The Medicare terms you need to know

If you’ve opened a Medicare mailer recently, chances are you’ve seen a term or two you’re not familiar with. (We’ve been there.)

That’s why we put together this glossary — for all the head-scratching, super-confusing acronyms, health terms, and insurance speak — so you can enroll, switch, or search for Medicare plans confidently.

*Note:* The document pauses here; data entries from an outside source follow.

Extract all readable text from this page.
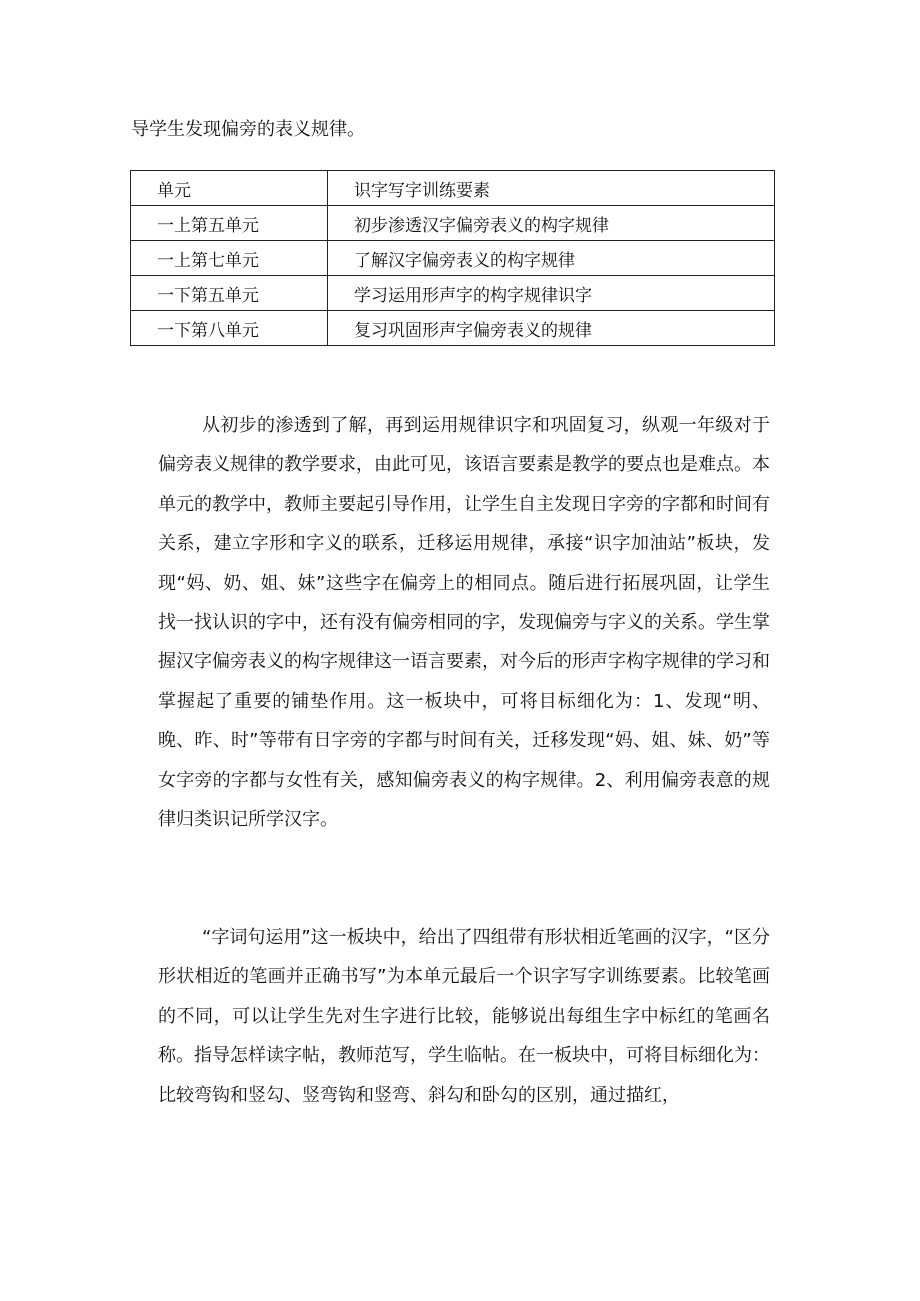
导学生发现偏旁的表义规律。
单元	识字写字训练要素
一上第五单元	初步渗透汉字偏旁表义的构字规律
一上第七单元	了解汉字偏旁表义的构字规律
一下第五单元	学习运用形声字的构字规律识字
一下第八单元	复习巩固形声字偏旁表义的规律

从初步的渗透到了解，再到运用规律识字和巩固复习，纵观一年级对于偏旁表义规律的教学要求，由此可见，该语言要素是教学的要点也是难点。本单元的教学中，教师主要起引导作用，让学生自主发现日字旁的字都和时间有关系，建立字形和字义的联系，迁移运用规律，承接“识字加油站”板块，发现“妈、奶、姐、妹”这些字在偏旁上的相同点。随后进行拓展巩固，让学生找一找认识的字中，还有没有偏旁相同的字，发现偏旁与字义的关系。学生掌握汉字偏旁表义的构字规律这一语言要素，对今后的形声字构字规律的学习和掌握起了重要的铺垫作用。这一板块中，可将目标细化为：1、发现“明、晚、昨、时”等带有日字旁的字都与时间有关，迁移发现“妈、姐、妹、奶”等女字旁的字都与女性有关，感知偏旁表义的构字规律。2、利用偏旁表意的规律归类识记所学汉字。

“字词句运用”这一板块中，给出了四组带有形状相近笔画的汉字，“区分形状相近的笔画并正确书写”为本单元最后一个识字写字训练要素。比较笔画的不同，可以让学生先对生字进行比较，能够说出每组生字中标红的笔画名称。指导怎样读字帖，教师范写，学生临帖。在一板块中，可将目标细化为：比较弯钩和竖勾、竖弯钩和竖弯、斜勾和卧勾的区别，通过描红，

Class is in session! Keep reading to learn more.

Medicare term glossary

ALS: Amyotrophic lateral sclerosis (also known as Lou Gehrig's disease). Those with ALS can qualify for Medicare without any age restrictions.

Annual Election Period: The enrollment period that runs from October 15 to December 7 each year in which you can change your Medicare plan or enroll in Medicare Advantage. Your benefits will go into effect on January 1 of the upcoming year.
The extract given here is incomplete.